Finding Faith: Stories Of Music And Life
by Nick Baines

St Andrew Press, £8.99

In Pilgrim, the tenth and final chapter of his musical and spiritual odyssey, the new Bishop of Bradford says one of his ambitions is to interview Eric Clapton and the Canadian Christian singer-songwriter Bruce Cockburn.

The Right Reverend Nick Baines says: “What I would like to know is how the worldview of these great artists has been shaped and changed by their experience of life and all it has thrown at them. And I would like to discover whether, now in their 60s, they have settled into some sort of resolution to the conflicts that provoked some of their finest songs.”

Pilgrim is the title of Clapton’s 1998 album, released after the death of the musician’s young son Conor.

Reviewing the album in Rolling Stone, David Wild wrote: “Pilgrim is the work of someone who has learned in the hardest way imaginable that although he cannot change the world, he might be able to change himself.”

That, in a sentence, is the thrust of the Bishop’s own pilgrimage as a Christian, which he signposts throughout this book with songs and songwriters that have accompanied him along the way.

“I think Clapton expresses better than anyone the inability of most people to avoid the search for love and the security of being wanted.

“His own pilgrimage, though not explicitly Christian, is worked out in his music and speaks at every turn of the reality of human loving and disappointment, the pain of rejection and the need to keep travelling and looking and wanting.”

The Bishop, a Scouser with a passion for music, literature and art that embodies and transforms the human struggle, is cute enough not to fall in love with his media image; well aware of the danger of sounding like one of Alan Bennett’s caricature trendy vicars.

“I have had to learn to pray and worship in different ways (and in different languages). I have had to learn that the journey never ends in this life and that the conclusions I draw are necessarily provisional.

“There are times of joy and contentment and times of frustration and spiritual aridity. Like everyone else, I struggle with myself and the weaknesses in my own character and personality, constantly wishing that God would make it all easier and just ‘sort me out’.”

Lest that confession sounds cosy or, to paraphrase Bob Dylan – another artist the Bishop admires – “see, I’m just like you, I hope you’re satisfied”, the Bishop doesn’t strike me as a philosophical soft touch, a man-for-all-reasons.

“What I have learned is that it is far easier to criticise the Church for not being what I want it to be than it is to love the Church for what it is… one of the most embarrassingly overlooked elements of the gospel narratives is that Jesus called his diverse friends to walk with him and didn’t give any of them a veto over who else could go. Their witness was to be worked out in how they lived together despite their differences, not in pretending to be all the same.”

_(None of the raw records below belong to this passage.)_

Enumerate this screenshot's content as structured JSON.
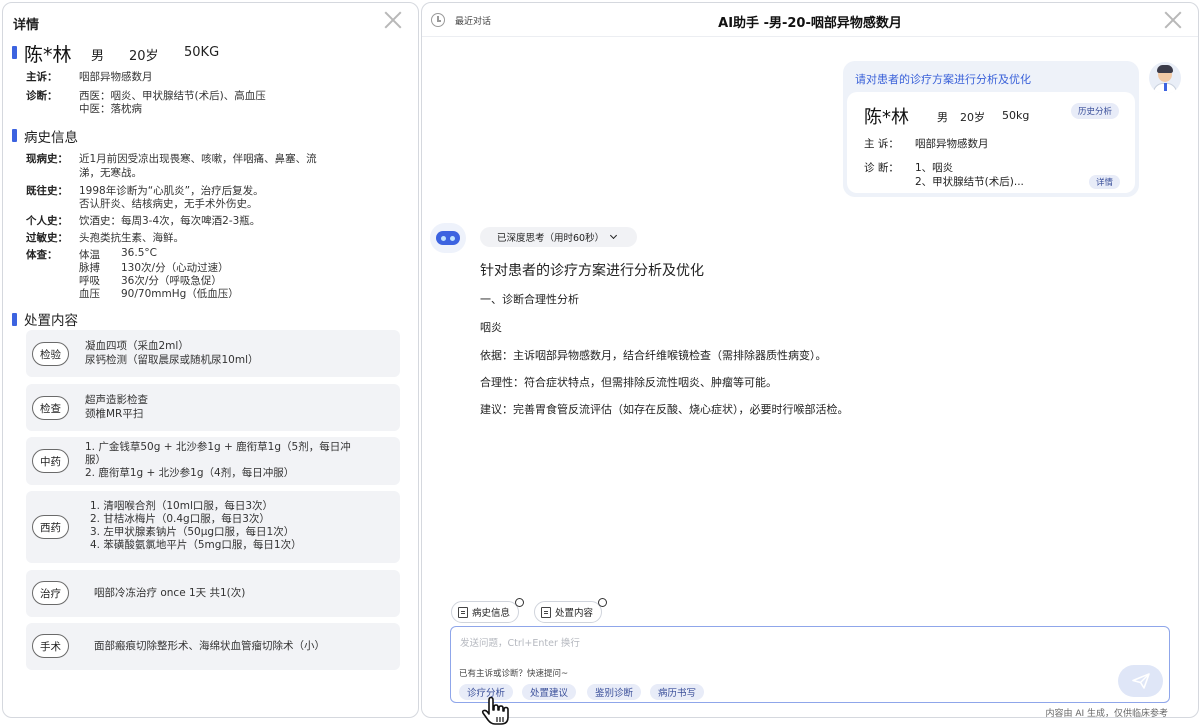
{
  "left": {
    "title": "详情",
    "patient": {
      "name": "陈*林",
      "sex": "男",
      "age": "20岁",
      "weight": "50KG"
    },
    "complaint_label": "主诉：",
    "complaint": "咽部异物感数月",
    "diagnosis_label": "诊断：",
    "diagnosis_western": "西医：咽炎、甲状腺结节(术后)、高血压",
    "diagnosis_tcm": "中医：落枕病",
    "history": {
      "section_title": "病史信息",
      "present_label": "现病史：",
      "present_lines": [
        "近1月前因受凉出现畏寒、咳嗽，伴咽痛、鼻塞、流",
        "涕，无寒战。"
      ],
      "past_label": "既往史：",
      "past_lines": [
        "1998年诊断为“心肌炎”，治疗后复发。",
        "否认肝炎、结核病史，无手术外伤史。"
      ],
      "personal_label": "个人史：",
      "personal": "饮酒史：每周3-4次，每次啤酒2-3瓶。",
      "allergy_label": "过敏史：",
      "allergy": "头孢类抗生素、海鲜。",
      "vitals_label": "体查：",
      "vitals": [
        {
          "name": "体温",
          "value": "36.5°C"
        },
        {
          "name": "脉搏",
          "value": "130次/分（心动过速）"
        },
        {
          "name": "呼吸",
          "value": "36次/分（呼吸急促）"
        },
        {
          "name": "血压",
          "value": "90/70mmHg（低血压）"
        }
      ]
    },
    "treatment": {
      "section_title": "处置内容",
      "items": [
        {
          "tag": "检验",
          "lines": [
            "凝血四项（采血2ml）",
            "尿钙检测（留取晨尿或随机尿10ml）"
          ]
        },
        {
          "tag": "检查",
          "lines": [
            "超声造影检查",
            "颈椎MR平扫"
          ]
        },
        {
          "tag": "中药",
          "lines": [
            "1. 广金钱草50g + 北沙参1g + 鹿衔草1g（5剂，每日冲",
            "服）",
            "2. 鹿衔草1g + 北沙参1g（4剂，每日冲服）"
          ]
        },
        {
          "tag": "西药",
          "lines": [
            "1. 清咽喉合剂（10ml口服，每日3次）",
            "2. 甘桔冰梅片（0.4g口服，每日3次）",
            "3. 左甲状腺素钠片（50μg口服，每日1次）",
            "4. 苯磺酸氨氯地平片（5mg口服，每日1次）"
          ]
        },
        {
          "tag": "治疗",
          "lines": [
            "咽部冷冻治疗 once 1天 共1(次)"
          ]
        },
        {
          "tag": "手术",
          "lines": [
            "面部瘢痕切除整形术、海绵状血管瘤切除术（小）"
          ]
        }
      ]
    }
  },
  "right": {
    "recent_label": "最近对话",
    "title": "AI助手 -男-20-咽部异物感数月",
    "user_prompt": "请对患者的诊疗方案进行分析及优化",
    "card": {
      "name": "陈*林",
      "sex": "男",
      "age": "20岁",
      "weight": "50kg",
      "history_btn": "历史分析",
      "complaint_label": "主  诉：",
      "complaint": "咽部异物感数月",
      "diagnosis_label": "诊  断：",
      "diag1": "1、咽炎",
      "diag2": "2、甲状腺结节(术后)...",
      "detail_btn": "详情"
    },
    "thinking": "已深度思考（用时60秒）",
    "answer": {
      "heading": "针对患者的诊疗方案进行分析及优化",
      "sub": "一、诊断合理性分析",
      "diag": "咽炎",
      "basis": "依据：主诉咽部异物感数月，结合纤维喉镜检查（需排除器质性病变）。",
      "reason": "合理性：符合症状特点，但需排除反流性咽炎、肿瘤等可能。",
      "suggest": "建议：完善胃食管反流评估（如存在反酸、烧心症状），必要时行喉部活检。"
    },
    "quick": {
      "history": "病史信息",
      "treatment": "处置内容"
    },
    "input_placeholder": "发送问题，Ctrl+Enter 换行",
    "hint": "已有主诉或诊断？快速提问~",
    "chips": [
      "诊疗分析",
      "处置建议",
      "鉴别诊断",
      "病历书写"
    ],
    "footer": "内容由 AI 生成，仅供临床参考"
  }
}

“In short, you cannot be a self-selecting Christian on your own terms. That outlook, which mirrors my own self-excluding reflex, is a form of narcissism,” says the Bishop. Ouch!

What I find troubling about the Bishop’s book is that it makes me feel uncomfortable because he recognises that negativity, a form of self-defence, cannot in the end ‘pull you through’. You have to come out into the light and face the music.